After the Bread, What?
By Debbonnaire Kovacs, posted July 29, 2015
From John 6:24-35:
From John 6:24-35:
“The next day, when the people who remained after the feeding of the five thousand saw that neither Jesus nor his disciples were there, they themselves got into the boats and went to Capernaum looking for Jesus.
When they found him on the other side of the sea, they said to him, “Rabbi, when did you come here?” Jesus answered them, “Very truly, I tell you, you are looking for me, not because you saw signs, but because you ate your fill of the loaves.”
I’ve done it. Have you? I’ve been in some great need or depression or heaviness of spirit, and God has done a miracle to bring me out of it.
I’ve praised his name and told my friends about it.
Then I’ve thought, “Cool! I’ll never be in great need or depressed or heavy in spirit again!”
And when the next rift arrives, one of two things happens: I forget all about the miracle, (like the disciples on the sea when the storm came and they thought they were going to die, with the Calmer of Storms and Feeder of Multitudes in the boat with them)…
I blithely expect the next miracle.
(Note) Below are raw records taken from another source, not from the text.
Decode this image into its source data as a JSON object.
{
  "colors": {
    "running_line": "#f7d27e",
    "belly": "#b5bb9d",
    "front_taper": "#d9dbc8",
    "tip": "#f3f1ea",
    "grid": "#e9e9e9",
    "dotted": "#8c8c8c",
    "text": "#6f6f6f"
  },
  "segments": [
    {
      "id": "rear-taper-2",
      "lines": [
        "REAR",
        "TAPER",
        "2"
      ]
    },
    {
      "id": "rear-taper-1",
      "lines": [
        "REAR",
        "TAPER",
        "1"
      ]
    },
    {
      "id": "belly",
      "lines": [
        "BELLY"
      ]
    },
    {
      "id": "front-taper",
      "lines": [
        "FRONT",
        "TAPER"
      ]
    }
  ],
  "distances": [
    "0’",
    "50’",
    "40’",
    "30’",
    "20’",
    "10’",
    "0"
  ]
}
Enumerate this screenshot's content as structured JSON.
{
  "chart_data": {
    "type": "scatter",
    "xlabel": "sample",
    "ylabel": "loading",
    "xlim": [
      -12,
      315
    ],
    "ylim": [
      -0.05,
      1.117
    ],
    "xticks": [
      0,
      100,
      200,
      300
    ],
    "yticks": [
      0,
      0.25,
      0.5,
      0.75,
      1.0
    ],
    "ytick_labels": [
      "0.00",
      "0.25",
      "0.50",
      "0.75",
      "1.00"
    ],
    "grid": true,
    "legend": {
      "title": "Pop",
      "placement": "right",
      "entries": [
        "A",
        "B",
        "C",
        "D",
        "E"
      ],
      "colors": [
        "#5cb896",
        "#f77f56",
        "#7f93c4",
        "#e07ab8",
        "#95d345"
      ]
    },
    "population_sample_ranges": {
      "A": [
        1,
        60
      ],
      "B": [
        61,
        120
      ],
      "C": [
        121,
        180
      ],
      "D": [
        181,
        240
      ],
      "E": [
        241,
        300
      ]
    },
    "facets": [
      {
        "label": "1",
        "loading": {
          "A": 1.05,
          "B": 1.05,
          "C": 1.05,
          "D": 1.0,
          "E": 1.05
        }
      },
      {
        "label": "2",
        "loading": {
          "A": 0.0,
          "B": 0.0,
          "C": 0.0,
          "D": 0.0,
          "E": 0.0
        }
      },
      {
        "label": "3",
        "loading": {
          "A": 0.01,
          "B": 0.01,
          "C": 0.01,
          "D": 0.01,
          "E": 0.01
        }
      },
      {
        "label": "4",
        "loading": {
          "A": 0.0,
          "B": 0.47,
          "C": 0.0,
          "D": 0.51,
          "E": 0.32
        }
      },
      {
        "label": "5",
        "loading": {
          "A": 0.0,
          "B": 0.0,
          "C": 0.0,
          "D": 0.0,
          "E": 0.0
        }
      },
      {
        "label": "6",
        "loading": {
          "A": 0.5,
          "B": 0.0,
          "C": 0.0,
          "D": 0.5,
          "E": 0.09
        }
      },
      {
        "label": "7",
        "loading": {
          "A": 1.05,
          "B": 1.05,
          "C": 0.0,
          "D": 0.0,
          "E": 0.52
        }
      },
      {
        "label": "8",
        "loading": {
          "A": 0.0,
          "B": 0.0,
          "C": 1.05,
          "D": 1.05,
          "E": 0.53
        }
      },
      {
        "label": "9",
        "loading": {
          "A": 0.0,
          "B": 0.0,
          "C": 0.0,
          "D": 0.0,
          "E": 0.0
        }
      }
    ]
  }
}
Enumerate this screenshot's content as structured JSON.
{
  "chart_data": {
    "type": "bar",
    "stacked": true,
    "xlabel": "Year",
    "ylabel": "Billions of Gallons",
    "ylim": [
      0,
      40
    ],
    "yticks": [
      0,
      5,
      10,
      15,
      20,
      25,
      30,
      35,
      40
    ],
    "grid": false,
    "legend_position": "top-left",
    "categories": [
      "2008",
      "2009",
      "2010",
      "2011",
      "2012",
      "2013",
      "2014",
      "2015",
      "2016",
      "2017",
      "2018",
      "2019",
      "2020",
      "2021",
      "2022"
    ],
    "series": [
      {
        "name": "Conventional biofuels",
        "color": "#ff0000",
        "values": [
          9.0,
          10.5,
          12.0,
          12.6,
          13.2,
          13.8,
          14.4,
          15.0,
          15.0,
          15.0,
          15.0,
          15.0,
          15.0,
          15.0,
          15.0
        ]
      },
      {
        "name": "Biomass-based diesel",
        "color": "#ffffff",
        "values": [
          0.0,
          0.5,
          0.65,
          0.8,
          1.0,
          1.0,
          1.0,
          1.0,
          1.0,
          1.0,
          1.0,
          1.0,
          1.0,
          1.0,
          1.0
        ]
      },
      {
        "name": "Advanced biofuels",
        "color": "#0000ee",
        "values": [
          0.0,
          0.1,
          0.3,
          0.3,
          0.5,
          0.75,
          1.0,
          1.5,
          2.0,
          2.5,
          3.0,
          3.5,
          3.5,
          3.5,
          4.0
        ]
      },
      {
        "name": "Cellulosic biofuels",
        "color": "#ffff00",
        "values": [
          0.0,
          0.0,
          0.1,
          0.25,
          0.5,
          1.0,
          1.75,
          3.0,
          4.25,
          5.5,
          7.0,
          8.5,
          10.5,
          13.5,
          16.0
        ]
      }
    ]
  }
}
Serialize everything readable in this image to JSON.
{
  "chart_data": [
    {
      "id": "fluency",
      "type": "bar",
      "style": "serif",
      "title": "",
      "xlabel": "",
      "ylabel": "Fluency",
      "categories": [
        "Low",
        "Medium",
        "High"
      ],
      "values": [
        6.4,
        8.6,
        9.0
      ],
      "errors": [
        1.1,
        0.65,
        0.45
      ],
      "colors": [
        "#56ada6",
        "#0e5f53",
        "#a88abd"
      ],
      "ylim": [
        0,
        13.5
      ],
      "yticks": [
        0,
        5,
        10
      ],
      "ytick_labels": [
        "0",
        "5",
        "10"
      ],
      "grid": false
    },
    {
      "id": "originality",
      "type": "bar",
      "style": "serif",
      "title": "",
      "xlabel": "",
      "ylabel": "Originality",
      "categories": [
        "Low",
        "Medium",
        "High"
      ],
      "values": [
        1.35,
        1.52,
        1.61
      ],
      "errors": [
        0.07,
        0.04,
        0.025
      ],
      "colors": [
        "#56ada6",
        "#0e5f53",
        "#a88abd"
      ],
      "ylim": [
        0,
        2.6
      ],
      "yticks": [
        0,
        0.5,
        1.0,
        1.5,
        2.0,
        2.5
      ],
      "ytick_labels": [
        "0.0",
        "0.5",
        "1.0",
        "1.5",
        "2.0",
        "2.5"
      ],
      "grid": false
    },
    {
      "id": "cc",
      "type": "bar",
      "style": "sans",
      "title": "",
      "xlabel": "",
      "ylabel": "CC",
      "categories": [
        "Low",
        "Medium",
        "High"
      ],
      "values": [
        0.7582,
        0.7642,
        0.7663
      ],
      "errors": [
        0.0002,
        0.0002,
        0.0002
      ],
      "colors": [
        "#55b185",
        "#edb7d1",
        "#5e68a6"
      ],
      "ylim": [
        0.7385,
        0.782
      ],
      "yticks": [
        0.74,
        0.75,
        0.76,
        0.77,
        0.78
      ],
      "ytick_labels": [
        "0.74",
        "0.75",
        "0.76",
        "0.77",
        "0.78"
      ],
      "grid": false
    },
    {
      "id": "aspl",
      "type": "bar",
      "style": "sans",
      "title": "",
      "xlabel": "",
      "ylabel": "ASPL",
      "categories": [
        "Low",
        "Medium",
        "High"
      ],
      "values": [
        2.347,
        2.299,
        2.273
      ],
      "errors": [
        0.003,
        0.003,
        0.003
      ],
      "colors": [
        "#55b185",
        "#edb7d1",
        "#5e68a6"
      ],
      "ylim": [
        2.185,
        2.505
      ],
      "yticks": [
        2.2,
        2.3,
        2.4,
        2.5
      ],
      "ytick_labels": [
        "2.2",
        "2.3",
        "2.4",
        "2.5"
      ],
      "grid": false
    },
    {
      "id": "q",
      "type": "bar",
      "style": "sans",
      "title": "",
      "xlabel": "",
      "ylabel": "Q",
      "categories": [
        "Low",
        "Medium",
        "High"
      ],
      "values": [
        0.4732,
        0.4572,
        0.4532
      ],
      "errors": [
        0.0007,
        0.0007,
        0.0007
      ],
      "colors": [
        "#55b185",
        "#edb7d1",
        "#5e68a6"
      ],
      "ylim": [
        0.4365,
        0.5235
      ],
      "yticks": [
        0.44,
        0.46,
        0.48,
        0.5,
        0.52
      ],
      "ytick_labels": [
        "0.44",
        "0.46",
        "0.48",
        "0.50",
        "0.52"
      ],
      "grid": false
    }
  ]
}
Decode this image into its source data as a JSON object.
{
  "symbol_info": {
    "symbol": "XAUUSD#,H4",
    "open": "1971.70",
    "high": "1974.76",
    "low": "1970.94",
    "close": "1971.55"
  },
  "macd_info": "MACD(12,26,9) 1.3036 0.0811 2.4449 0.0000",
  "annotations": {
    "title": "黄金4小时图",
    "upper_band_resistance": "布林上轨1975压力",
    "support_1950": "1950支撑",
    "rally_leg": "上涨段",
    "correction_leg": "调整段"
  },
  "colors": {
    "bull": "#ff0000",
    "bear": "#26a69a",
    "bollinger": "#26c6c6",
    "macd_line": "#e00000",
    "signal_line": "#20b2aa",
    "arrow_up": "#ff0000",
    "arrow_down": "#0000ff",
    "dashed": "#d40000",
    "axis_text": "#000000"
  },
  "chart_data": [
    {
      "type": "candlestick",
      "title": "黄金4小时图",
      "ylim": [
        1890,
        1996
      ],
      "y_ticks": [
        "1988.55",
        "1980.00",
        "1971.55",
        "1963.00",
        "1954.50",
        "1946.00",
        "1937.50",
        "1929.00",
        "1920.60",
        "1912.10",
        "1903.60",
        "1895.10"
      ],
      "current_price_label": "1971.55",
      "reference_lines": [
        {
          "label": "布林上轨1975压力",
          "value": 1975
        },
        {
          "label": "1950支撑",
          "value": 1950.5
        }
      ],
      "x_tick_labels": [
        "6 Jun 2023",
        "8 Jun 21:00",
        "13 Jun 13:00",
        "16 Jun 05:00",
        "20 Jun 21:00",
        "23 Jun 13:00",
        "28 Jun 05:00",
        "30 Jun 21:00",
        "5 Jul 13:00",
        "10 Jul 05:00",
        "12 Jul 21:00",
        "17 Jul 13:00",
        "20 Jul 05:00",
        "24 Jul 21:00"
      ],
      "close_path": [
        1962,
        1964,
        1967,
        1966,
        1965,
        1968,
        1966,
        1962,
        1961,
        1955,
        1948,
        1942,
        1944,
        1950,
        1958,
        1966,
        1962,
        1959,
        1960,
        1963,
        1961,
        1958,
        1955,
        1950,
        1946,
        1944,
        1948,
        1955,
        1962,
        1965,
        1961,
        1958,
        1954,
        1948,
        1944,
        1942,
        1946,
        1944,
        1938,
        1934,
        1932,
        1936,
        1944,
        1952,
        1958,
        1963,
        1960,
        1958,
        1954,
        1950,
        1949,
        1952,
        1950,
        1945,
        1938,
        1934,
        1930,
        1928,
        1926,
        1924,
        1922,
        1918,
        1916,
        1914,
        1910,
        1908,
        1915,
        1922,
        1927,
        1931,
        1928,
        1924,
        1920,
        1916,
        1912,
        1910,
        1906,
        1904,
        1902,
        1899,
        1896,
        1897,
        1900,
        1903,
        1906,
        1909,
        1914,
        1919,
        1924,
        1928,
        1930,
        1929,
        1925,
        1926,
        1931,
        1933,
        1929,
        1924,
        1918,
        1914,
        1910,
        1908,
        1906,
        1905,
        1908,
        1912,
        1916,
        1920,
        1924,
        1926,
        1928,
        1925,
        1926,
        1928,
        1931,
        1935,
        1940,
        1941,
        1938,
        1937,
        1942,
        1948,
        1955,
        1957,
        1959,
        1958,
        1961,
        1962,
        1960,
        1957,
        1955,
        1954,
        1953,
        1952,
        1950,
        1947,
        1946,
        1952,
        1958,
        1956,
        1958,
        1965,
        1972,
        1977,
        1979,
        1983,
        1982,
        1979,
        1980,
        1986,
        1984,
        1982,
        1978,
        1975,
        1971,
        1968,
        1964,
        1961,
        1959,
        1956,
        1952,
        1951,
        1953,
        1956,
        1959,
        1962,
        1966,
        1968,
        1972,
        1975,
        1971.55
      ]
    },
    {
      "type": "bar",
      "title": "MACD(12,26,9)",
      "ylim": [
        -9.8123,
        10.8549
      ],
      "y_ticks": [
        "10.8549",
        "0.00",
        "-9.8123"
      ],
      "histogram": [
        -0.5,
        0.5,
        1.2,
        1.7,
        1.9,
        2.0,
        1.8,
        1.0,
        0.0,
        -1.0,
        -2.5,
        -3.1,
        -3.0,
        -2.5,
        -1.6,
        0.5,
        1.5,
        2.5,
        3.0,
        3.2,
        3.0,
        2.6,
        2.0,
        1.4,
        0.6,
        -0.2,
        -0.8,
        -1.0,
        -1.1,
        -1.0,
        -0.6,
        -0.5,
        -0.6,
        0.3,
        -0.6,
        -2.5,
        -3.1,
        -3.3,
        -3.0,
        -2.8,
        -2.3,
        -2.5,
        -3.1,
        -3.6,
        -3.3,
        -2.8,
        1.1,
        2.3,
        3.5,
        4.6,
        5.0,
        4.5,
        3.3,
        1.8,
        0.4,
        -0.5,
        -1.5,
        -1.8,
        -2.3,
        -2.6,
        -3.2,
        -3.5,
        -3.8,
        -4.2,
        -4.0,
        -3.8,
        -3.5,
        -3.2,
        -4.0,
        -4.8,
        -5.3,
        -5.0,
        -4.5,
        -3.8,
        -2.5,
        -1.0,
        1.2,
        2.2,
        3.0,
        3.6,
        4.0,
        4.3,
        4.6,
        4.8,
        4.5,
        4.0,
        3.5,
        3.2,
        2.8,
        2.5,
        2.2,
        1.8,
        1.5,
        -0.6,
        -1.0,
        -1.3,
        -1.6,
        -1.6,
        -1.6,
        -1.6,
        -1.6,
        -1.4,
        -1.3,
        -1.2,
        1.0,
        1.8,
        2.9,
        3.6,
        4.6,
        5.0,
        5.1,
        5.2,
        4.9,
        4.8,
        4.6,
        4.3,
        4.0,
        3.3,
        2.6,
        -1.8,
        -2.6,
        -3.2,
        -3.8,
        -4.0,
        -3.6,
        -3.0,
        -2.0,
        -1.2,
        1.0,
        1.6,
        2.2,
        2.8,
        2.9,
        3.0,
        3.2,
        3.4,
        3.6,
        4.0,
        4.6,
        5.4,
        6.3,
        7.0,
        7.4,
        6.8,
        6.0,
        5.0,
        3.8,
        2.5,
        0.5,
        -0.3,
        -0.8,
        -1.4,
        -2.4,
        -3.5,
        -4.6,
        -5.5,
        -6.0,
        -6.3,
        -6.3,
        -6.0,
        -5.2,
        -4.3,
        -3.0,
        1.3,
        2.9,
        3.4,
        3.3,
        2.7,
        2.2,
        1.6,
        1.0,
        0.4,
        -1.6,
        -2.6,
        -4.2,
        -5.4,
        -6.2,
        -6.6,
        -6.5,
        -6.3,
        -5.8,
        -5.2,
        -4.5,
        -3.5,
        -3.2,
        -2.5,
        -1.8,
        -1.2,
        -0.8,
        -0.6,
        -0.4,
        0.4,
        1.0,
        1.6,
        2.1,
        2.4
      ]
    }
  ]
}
I define the Great Creator as the Calmer of [My] Storms and Feeder of Multitudes [Me, to be precise], and I chase him down and say, “Hey! Where’s my bread?”
It’s embarrassing. Sometimes…I really hate to say this!…
Sometimes I act as if the Most High is…
That’s the truth, God forgive me!
I must read and reread and take to heart the rest of the story:
[Jesus said]: “Do not work for the food that perishes, but for the food that endures for eternal life, which the Son of Man will give you. For it is on him that God the Father has set his seal.”
And I must humbly ask, “What must we do to perform the works of God?”
And when Jesus answer[s me], “This is the work of God, that you believe in him whom he has sent,” I must not sass back, “What sign are you going to give us then, so that we may see it and believe you?”
What?? “What work is he performing?!”
He’s bringing us life and light and salvation, that’s what. He’s asking us to share the loaves and fishes that he gave us to begin with. He’s asking us to keep our minds higher than our navels, and when we ask, “Sir, give us this bread always,” to be thinking not of what we want/need/must have this moment, but of eternal life. And his eternal promise:
“I am the bread of life. Whoever comes to me will never be hungry, and whoever believes in me will never be thirsty.”